Artvin’in Borçka ilçesine bağlı Karşıköy Köyü’nde Ebubekir (8) ve Hamza (11) Uyumaz kardeşler, karla kaplı alanda giysilerini çıkarıp güreş yaparak keyifli bir idman gerçekleştirdi. Güreş eğitimi alan Ebubekir’e, ağabeyi Hamza idmanlarında eşlik etti. Kar yağışını fırsat bilen kardeşler, beyaz bir minder olan karın üzerinde kozlarını paylaştı.
Melek ve Resul Uyumaz çifti, yıllar evvel İstanbul’da evlendikten sonra, Resul Uyumaz’ın memleketi Artvin’in Borçka ilçesi Karşıköy’e yerleşti.

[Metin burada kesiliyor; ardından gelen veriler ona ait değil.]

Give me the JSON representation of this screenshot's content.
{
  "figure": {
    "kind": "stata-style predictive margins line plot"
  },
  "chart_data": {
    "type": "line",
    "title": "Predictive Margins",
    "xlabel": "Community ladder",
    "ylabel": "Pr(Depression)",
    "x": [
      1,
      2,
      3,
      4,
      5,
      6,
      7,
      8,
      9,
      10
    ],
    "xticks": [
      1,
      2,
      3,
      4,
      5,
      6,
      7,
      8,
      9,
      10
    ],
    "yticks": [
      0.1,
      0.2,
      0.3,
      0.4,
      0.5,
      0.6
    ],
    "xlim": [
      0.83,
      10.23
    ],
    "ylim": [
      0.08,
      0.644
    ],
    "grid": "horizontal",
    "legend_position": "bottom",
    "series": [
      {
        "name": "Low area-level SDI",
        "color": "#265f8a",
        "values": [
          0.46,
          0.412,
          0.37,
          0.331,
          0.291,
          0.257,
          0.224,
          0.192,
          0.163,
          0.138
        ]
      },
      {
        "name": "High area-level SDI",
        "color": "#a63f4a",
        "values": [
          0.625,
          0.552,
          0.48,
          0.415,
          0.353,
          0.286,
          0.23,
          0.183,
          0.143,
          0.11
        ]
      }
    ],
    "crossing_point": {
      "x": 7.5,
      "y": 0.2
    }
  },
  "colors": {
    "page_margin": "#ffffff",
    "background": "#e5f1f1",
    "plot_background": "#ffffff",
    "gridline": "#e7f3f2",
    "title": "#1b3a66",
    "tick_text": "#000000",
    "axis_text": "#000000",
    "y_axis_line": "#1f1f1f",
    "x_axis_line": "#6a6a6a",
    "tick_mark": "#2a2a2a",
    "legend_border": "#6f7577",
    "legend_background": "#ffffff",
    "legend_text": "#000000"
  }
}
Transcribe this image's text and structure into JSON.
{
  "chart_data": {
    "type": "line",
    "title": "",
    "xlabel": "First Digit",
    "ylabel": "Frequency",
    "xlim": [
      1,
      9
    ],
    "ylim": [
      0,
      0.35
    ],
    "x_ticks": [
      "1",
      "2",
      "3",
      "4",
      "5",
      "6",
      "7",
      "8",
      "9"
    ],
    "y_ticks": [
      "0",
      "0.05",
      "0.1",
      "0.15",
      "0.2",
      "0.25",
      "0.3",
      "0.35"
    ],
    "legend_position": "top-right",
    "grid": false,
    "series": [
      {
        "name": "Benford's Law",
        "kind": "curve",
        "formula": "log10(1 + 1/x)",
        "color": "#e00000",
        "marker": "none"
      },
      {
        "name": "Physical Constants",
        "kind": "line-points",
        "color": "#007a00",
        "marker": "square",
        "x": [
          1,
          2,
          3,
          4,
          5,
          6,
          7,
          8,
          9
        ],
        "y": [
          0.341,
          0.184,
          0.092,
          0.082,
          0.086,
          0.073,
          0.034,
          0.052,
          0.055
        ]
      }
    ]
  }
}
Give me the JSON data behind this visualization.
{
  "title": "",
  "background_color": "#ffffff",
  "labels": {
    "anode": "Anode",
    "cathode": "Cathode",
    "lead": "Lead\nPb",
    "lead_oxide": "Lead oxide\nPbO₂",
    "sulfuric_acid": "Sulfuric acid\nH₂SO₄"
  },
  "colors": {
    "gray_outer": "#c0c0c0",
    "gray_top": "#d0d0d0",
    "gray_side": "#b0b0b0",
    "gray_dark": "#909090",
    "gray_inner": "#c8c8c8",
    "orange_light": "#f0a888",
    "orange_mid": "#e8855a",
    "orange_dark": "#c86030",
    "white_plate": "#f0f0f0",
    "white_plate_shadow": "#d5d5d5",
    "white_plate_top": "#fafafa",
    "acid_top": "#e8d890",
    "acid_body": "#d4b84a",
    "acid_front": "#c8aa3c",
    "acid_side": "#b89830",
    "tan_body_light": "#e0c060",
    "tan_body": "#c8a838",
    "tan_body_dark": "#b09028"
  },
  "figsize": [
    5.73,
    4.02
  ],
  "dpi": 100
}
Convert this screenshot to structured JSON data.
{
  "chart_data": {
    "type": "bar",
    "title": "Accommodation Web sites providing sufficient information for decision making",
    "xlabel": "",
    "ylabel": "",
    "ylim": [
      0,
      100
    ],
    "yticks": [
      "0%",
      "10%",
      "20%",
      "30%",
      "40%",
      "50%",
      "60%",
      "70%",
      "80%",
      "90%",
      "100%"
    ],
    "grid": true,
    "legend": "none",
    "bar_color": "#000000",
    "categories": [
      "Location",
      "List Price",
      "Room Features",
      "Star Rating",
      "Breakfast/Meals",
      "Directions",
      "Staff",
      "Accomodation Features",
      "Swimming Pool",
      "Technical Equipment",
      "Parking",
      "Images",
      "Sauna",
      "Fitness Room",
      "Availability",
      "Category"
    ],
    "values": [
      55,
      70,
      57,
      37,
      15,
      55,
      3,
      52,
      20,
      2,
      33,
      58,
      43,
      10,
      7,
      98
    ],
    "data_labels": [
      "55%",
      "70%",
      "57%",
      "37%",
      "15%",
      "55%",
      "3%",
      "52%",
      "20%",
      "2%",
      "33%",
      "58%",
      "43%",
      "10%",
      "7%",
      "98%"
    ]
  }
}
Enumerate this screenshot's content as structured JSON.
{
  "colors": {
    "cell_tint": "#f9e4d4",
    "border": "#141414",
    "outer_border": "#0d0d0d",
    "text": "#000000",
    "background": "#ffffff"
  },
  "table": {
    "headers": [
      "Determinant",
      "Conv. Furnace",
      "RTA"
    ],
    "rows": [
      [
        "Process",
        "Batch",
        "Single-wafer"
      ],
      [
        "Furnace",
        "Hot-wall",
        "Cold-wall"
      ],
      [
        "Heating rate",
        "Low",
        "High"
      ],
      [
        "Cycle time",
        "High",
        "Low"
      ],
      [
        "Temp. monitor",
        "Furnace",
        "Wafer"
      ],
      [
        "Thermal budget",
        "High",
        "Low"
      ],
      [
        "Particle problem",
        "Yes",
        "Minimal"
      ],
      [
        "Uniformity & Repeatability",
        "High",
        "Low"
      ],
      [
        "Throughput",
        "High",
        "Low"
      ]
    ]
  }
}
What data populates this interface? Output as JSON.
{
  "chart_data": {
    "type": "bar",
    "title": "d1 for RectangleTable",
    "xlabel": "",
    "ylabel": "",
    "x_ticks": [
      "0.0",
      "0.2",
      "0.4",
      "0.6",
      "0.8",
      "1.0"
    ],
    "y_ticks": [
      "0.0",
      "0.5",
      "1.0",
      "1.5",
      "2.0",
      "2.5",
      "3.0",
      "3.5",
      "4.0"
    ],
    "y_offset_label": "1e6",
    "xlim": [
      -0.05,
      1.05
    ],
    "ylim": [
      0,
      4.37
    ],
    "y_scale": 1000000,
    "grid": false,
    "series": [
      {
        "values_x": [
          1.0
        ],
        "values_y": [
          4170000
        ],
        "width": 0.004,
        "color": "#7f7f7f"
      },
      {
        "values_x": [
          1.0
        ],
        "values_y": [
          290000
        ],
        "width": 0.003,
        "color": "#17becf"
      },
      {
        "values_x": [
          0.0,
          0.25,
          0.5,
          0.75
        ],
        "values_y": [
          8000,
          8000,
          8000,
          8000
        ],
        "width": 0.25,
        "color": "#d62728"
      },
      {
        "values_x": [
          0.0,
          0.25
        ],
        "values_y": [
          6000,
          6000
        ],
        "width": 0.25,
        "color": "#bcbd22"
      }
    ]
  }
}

Üç çocuk sahibi aile, geçimini çay, fındık ve hayvancılıkla sağlıyor. Köyde yaşamaktan son derece memnun olan aile, çocuklarının doğal ortamda daha sağlıklı ve zinde olduklarını söz ediyor.
Çocuklar, okullarında olduğu üzere spor, bilim ve toplumsal ömürde da epeyce başarılı. Aile, bu başarıyı köy ömrüne ve doğal beslenmeye bağlıyor. Kardeşler, karalahana, mısır ekmeği yiyip kestane balı tüketiyor.
Köyde yaşamaktan epey memnun olan aile, çocuklarının hiçbir hususta yoksun kalmadığını hatta köy hayatını avantaj olduğunu sav ediyor.
Hamza Uyumaz, köy ömrünün hem fizikî hem de zihinsel açıdan büyük katkı sağladığını tabir ederek "Sağlıklı beslenme ve doğal hayat bizim için çok değerli. Ayrıyeten Teknofest’in 81 vilayette kurduğu ‘Dene Yap Okulu’na seçildim. Burada eğitim aldım. Şu an üzerinde çalıştığım projenin ise ilaç hatırlatma bilekliği" dedi. Hamza, gelecekte sıhhat alanında yenilikler yapmak istediğini belirtti.
Baba Resul Uyumaz, uzun yıllar köyde yaşadıktan sonra, bölgedeki baraj nedeniyle İstanbul’a göç ettiklerini lakin geri dönerek köyde yaşamaya karar verdiklerini söyledi. Uyumaz "Köyde yaşamayı seviyorum, burada memnunuz. Çocuklarım burada okuyorlar. Bizim okuduğumuz köy okulunda okuyorlar. Köyde yaşıyoruz diye hiçbir vakit mahrumiyet yaşatmadık. Çocuklarımız kar üzerinde idman yapıyorlar, bedenleri gelişiyor, daha zinde oluyorlar" dedi.
Anne Melek Uyumaz ise İstanbul’da doğduğunu lakin eşinin yanında köy hayatına adapte olduğunu belirterek "Hayat bizi zorlasa da el birliğiyle yaşamaya devam ettik. Çocuklarımın okul hayatları devam ederken ben de fakültemi tamamlamaya çalışıyorum. Bir çocuğum Teknofest’te, oburu ise güreşle ilgili muvaffakiyete ulaşacak inşallah" diye konuştu.
Genç yaşta gösterdikleri azim ve dayanışma ile dikkat çeken kardeşler, hem spor hem de bilimsel projeleriyle örnek teşkil ediyor.

Yorum Yaz

Gönderdiğiniz yorum moderasyon ekibi tarafından incelendikten sonra yayınlanacaktır.